There are moments during a John Butler Trio concert when Butler starts a solo and you swear that he's conjuring up the spirit of Hendrix through his guitar, but upon second glance, you notice that he's playing an acoustic. WTF? There are lots of names that pop up often on underrated lists, but Butler is probably on the top of underrated guitarists.
The music of John Butler Trio is roots-based, song-driven music with a message within which Butler has carved a particular niche that fuses a handful of styles, enables him to showcase guitar abilities without being over the top and conjure up emotions through songs of love, environmental issues and family.
"The more I make music and write songs, the more I respect the power of a good song," Butler says by phone from a recent tour stop in England. "I think I've learned more toward the songwriting than I have elaborating instrumentals that we used to do. I used to play 10-minute songs — those are still around, but they're not there every song anymore. The songs that stick with me the most are great songs. There are one or two great solos, but there are tons of great songs."
The band is currently on tour in support of 2010's April Uprising, though they released a live CD/DVD last week, Live at Red Rocks.

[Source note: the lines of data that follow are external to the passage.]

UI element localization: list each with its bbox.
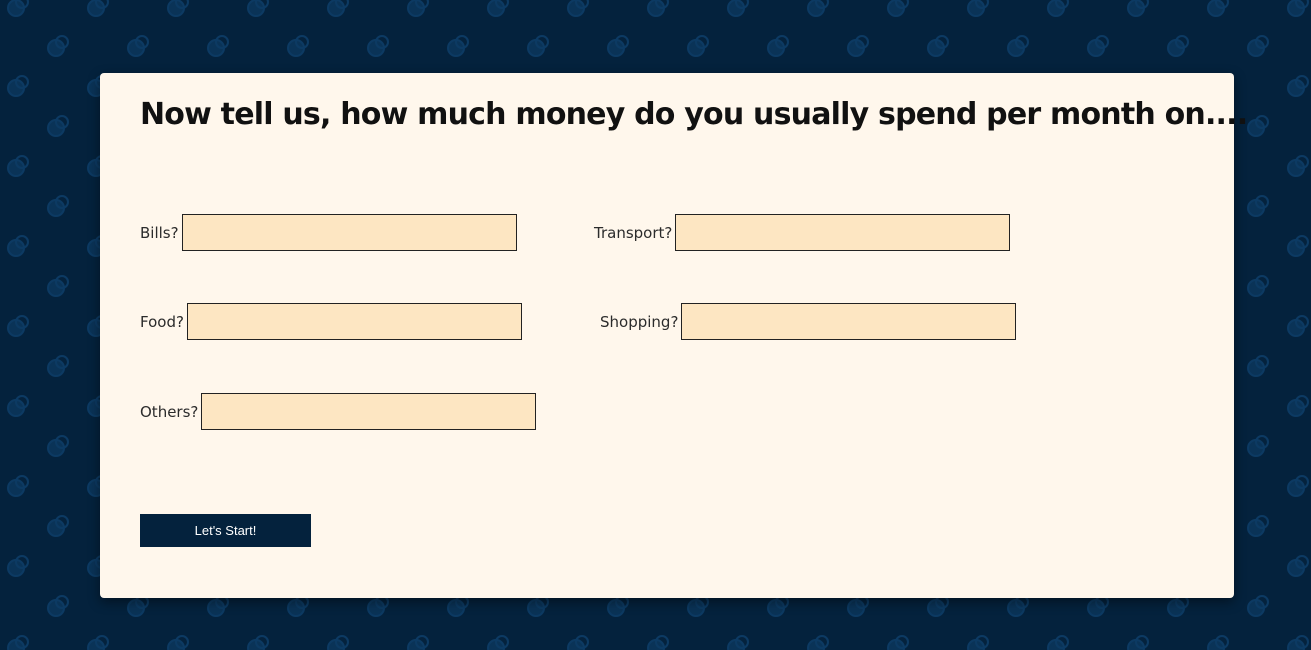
- shopping-label: Shopping?: [600, 312, 679, 331]
- bills-field-group: Bills?: [140, 214, 517, 251]
- food-label: Food?: [140, 312, 184, 331]
- others-field-group: Others?: [140, 393, 537, 430]
- transport-field-group: Transport?: [594, 214, 1011, 251]
- food-field-group: Food?: [140, 303, 522, 340]
- shopping-field-group: Shopping?: [600, 303, 1017, 340]
- food-input[interactable]: [186, 303, 522, 340]
- form-card: Now tell us, how much money do you usual…: [100, 73, 1248, 598]
- others-label: Others?: [140, 402, 199, 421]
- transport-label: Transport?: [594, 223, 673, 242]
- bills-label: Bills?: [140, 223, 179, 242]
- shopping-input[interactable]: [681, 303, 1017, 340]
- start-button[interactable]: Let's Start!: [140, 514, 311, 547]
- page-title: Now tell us, how much money do you usual…: [140, 97, 1248, 132]
- others-input[interactable]: [201, 393, 537, 430]
- bills-input[interactable]: [181, 214, 517, 251]
- transport-input[interactable]: [675, 214, 1011, 251]
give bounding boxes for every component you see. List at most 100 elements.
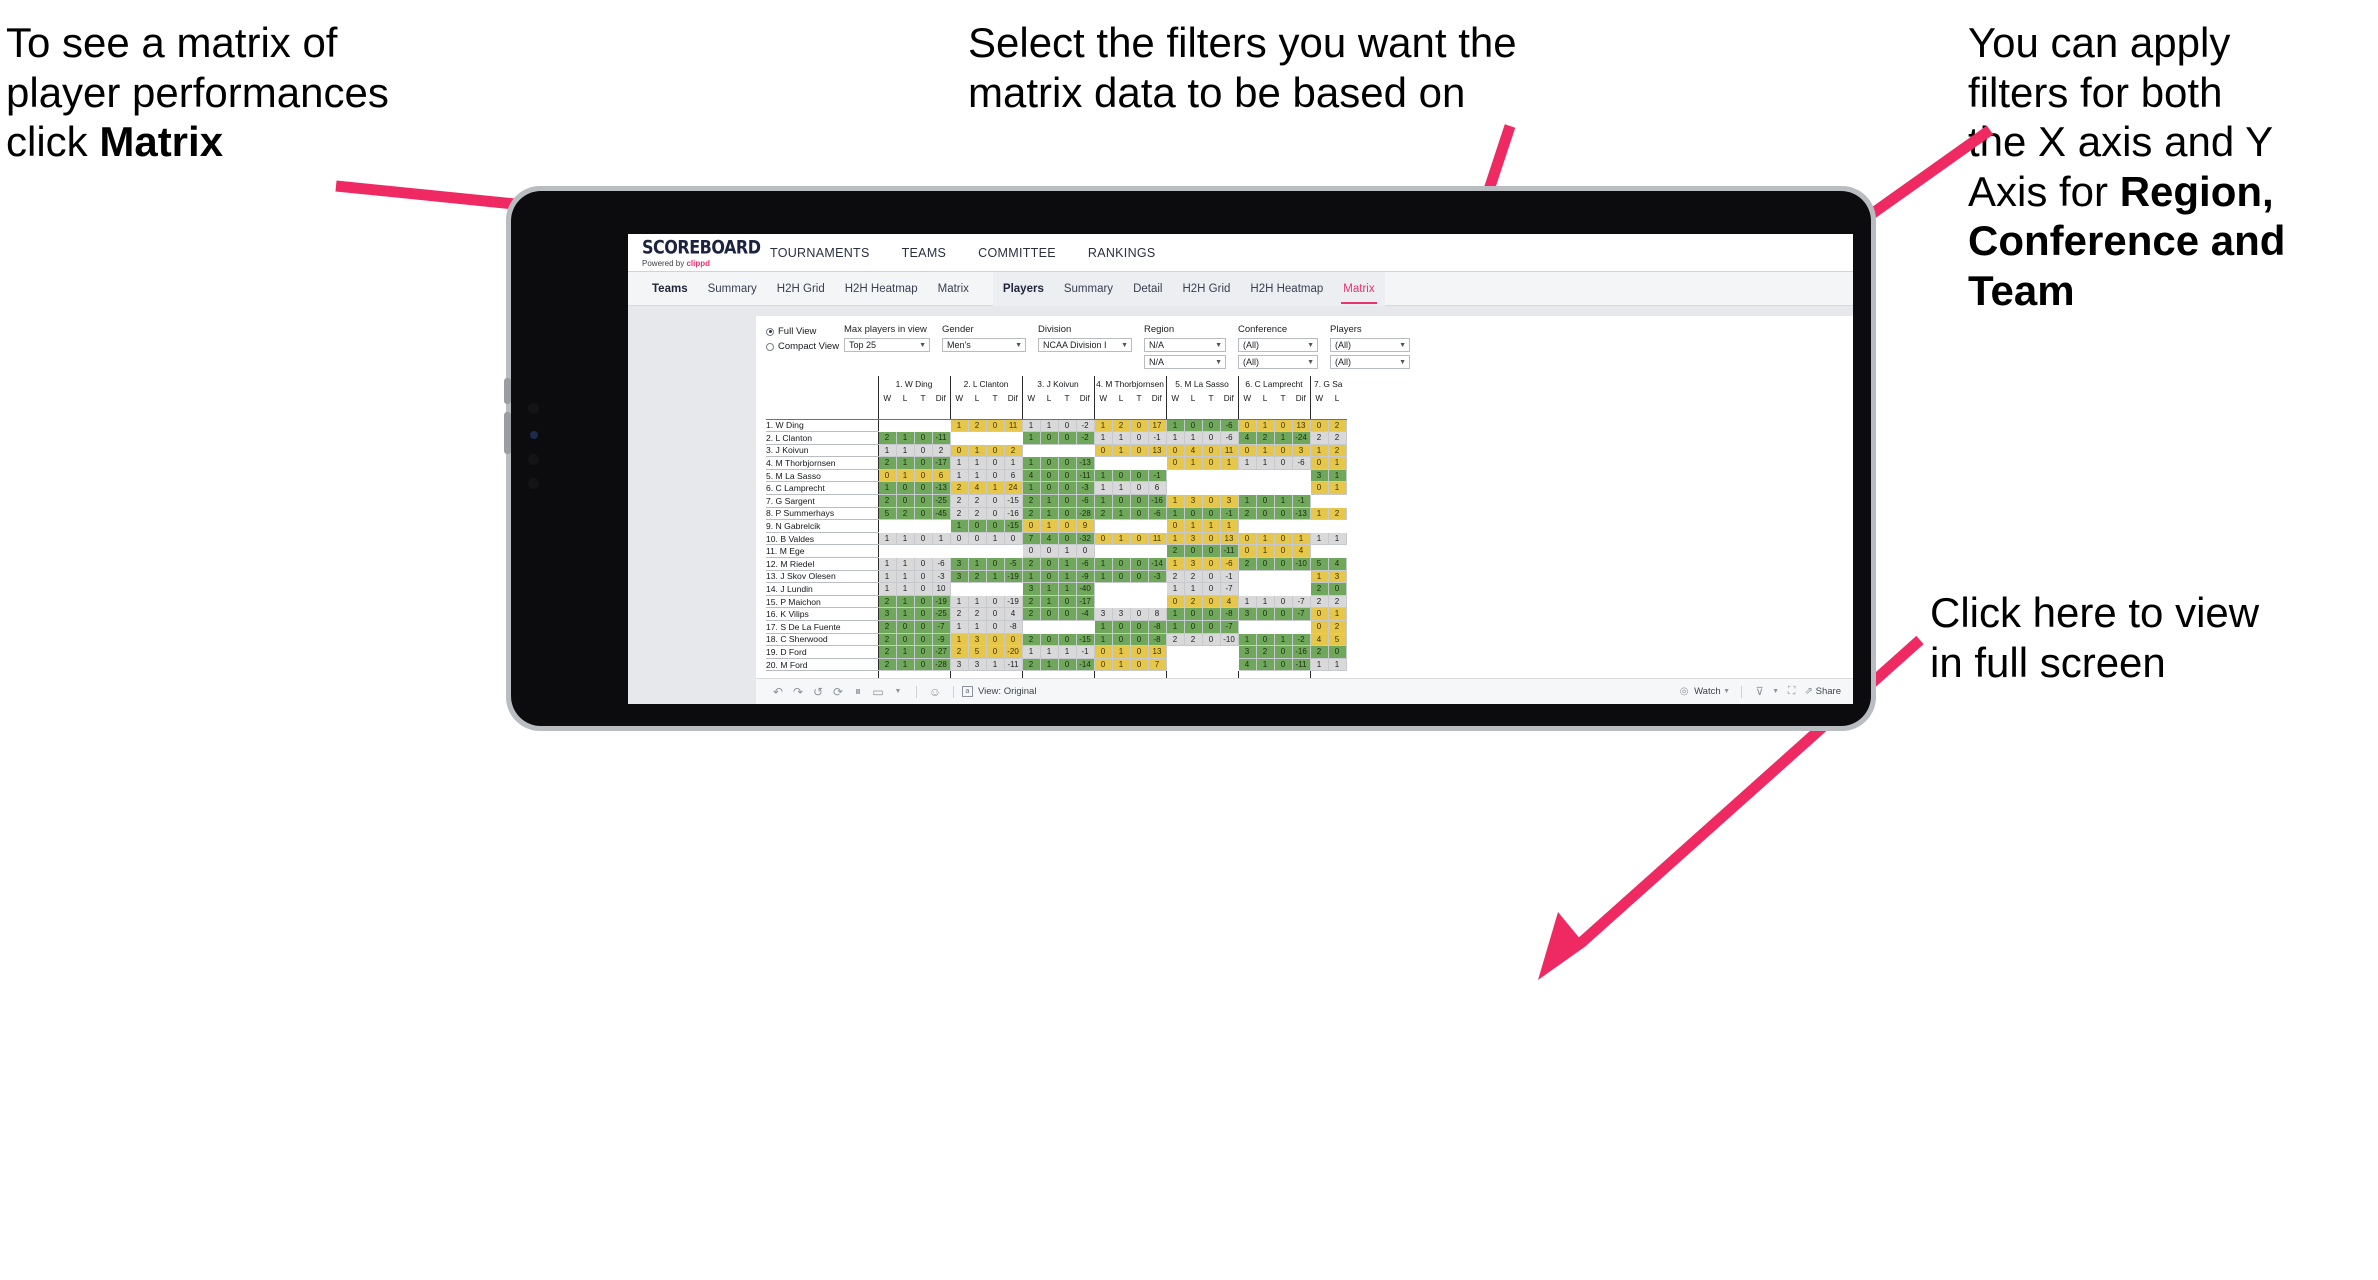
matrix-cell[interactable]: 8	[1147, 607, 1167, 621]
chevron-down-icon[interactable]: ▼	[888, 688, 908, 695]
matrix-cell[interactable]	[1291, 481, 1311, 496]
matrix-cell[interactable]: 13	[1147, 645, 1167, 659]
matrix-cell[interactable]: 4	[1327, 557, 1347, 571]
matrix-cell[interactable]: -1	[1219, 569, 1239, 584]
matrix-cell[interactable]: 0	[1039, 569, 1059, 584]
matrix-cell[interactable]: 0	[1309, 418, 1329, 433]
matrix-cell[interactable]: 7	[1147, 657, 1167, 672]
matrix-cell[interactable]	[1273, 582, 1293, 596]
matrix-row-label[interactable]: 17. S De La Fuente	[766, 620, 879, 634]
matrix-cell[interactable]	[1219, 481, 1239, 496]
matrix-cell[interactable]: -20	[1003, 645, 1023, 659]
matrix-cell[interactable]: 0	[1057, 506, 1077, 521]
matrix-cell[interactable]	[985, 582, 1005, 596]
matrix-cell[interactable]: 4	[1183, 443, 1203, 458]
matrix-cell[interactable]: -15	[1075, 632, 1095, 647]
matrix-cell[interactable]	[1291, 569, 1311, 584]
matrix-cell[interactable]: 5	[967, 645, 987, 659]
matrix-cell[interactable]	[1255, 582, 1275, 596]
matrix-cell[interactable]	[1093, 594, 1113, 609]
matrix-cell[interactable]: 1	[1165, 506, 1185, 521]
matrix-row-label[interactable]: 4. M Thorbjornsen	[766, 456, 879, 470]
matrix-cell[interactable]: 0	[913, 657, 933, 672]
matrix-row[interactable]: 12. M Riedel 1 1 0 -6 3 1 0 -5 2 0 1 -6 1 0 0 -14 1 3 0 -6 2 0…	[766, 557, 1347, 571]
matrix-cell[interactable]	[967, 582, 987, 596]
matrix-cell[interactable]: 0	[895, 620, 915, 634]
matrix-cell[interactable]: 0	[1309, 607, 1329, 621]
matrix-cell[interactable]: 1	[1255, 443, 1275, 458]
matrix-cell[interactable]: 1	[1183, 519, 1203, 533]
matrix-cell[interactable]: 1	[895, 456, 915, 470]
matrix-cell[interactable]: 1	[1093, 481, 1113, 496]
matrix-row-label[interactable]: 5. M La Sasso	[766, 469, 879, 483]
matrix-cell[interactable]: 2	[949, 481, 969, 496]
matrix-cell[interactable]	[1165, 657, 1185, 672]
matrix-cell[interactable]: -7	[931, 620, 951, 634]
matrix-cell[interactable]	[1129, 456, 1149, 470]
matrix-cell[interactable]: 1	[1309, 506, 1329, 521]
matrix-cell[interactable]: 1	[895, 557, 915, 571]
matrix-cell[interactable]: 0	[1165, 519, 1185, 533]
matrix-cell[interactable]: 1	[1255, 657, 1275, 672]
matrix-cell[interactable]: 1	[1039, 645, 1059, 659]
matrix-cell[interactable]: 17	[1147, 418, 1167, 433]
matrix-row[interactable]: 17. S De La Fuente 2 0 0 -7 1 1 0 -8 1 0 0 -8 1 0 0 -7 0 2	[766, 620, 1347, 634]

Butler says he has no timeline for the next album, though he has been writing. He says the band usually tours for a couple of years on an album, so this one has "another year of life in it" at least.
Butler writes about the topics that are of interest to him or that move him emotionally. "When I think about the music that I love, it's always emotionally stirring music, whether it's fuckin' Beastie Boys having a ball or if it's Tracy Chapman singing about heartache — they're songs that are potent and powerful in their emotion," Butler says. "I see things happening around me and move me and I write about them. I'm not interested in drug addiction and cheating on my wife and having three lovers to give myself a bunch of inspiration. There's enough to write about in my life and the lives around me. All I can do is write about something that makes me feel strongly."
One of Butler's most emotionally-driven songs is "Ocean," an extended instrumental solo that is often dedicated as a prayer at his live shows. Playing an 11-string guitar — he removed the high G — and using a finger-picking style along with slapping the body of the guitar, the song is slow and building, eventually speeding up into a frenzy without ever becoming a "look what I can do on the guitar" self-indulgent moment.
"I could write 1,001 songs as elaborate as 'Ocean,' but it won't be as moving as 'Ocean,'" Butler says. "'Ocean' is a piece of music. It's not just a combination of techniques. When something has the power and spirit, I will go with that more than anything else. The power of a song is definitely the most important thing, with or without words."
Butler's style of guitar — he also plays banjo — hit its stride when the singer turned 21 and discovered open tuning. It led to the writing of "Ocean," and a self-taught style of playing. His goal has always been for the guitar to compliment the song rather than soloing for the purpose of showing off.
"I started playing guitar and my thing was, as much as I wanted to be able to solo, I could stand any of the examples I saw around me," Butler, who notes Hendrix and Jeff Lang as some of his favorites, says. "As a child, I grew up with hair metal all around me and everyone playing a million notes per minute, and I just hated lead guitarists who just constantly kept on masturbating on stage. It wasn't until I discovered open tuning that I was able to create quite elaborate guitar but in a way that was melodic."
As the band gets set to make its first appearance in Charlotte, Butler acknowledges that while the band has paid its dues a handful of times, there are still more people to play to and still more places to play. "We're not the Black Eyed Peas or Lady Gaga," Butler says. "There's room to fuckin' grow, but I think we are not unknown. It's always good to go to new places and bring our music to the people."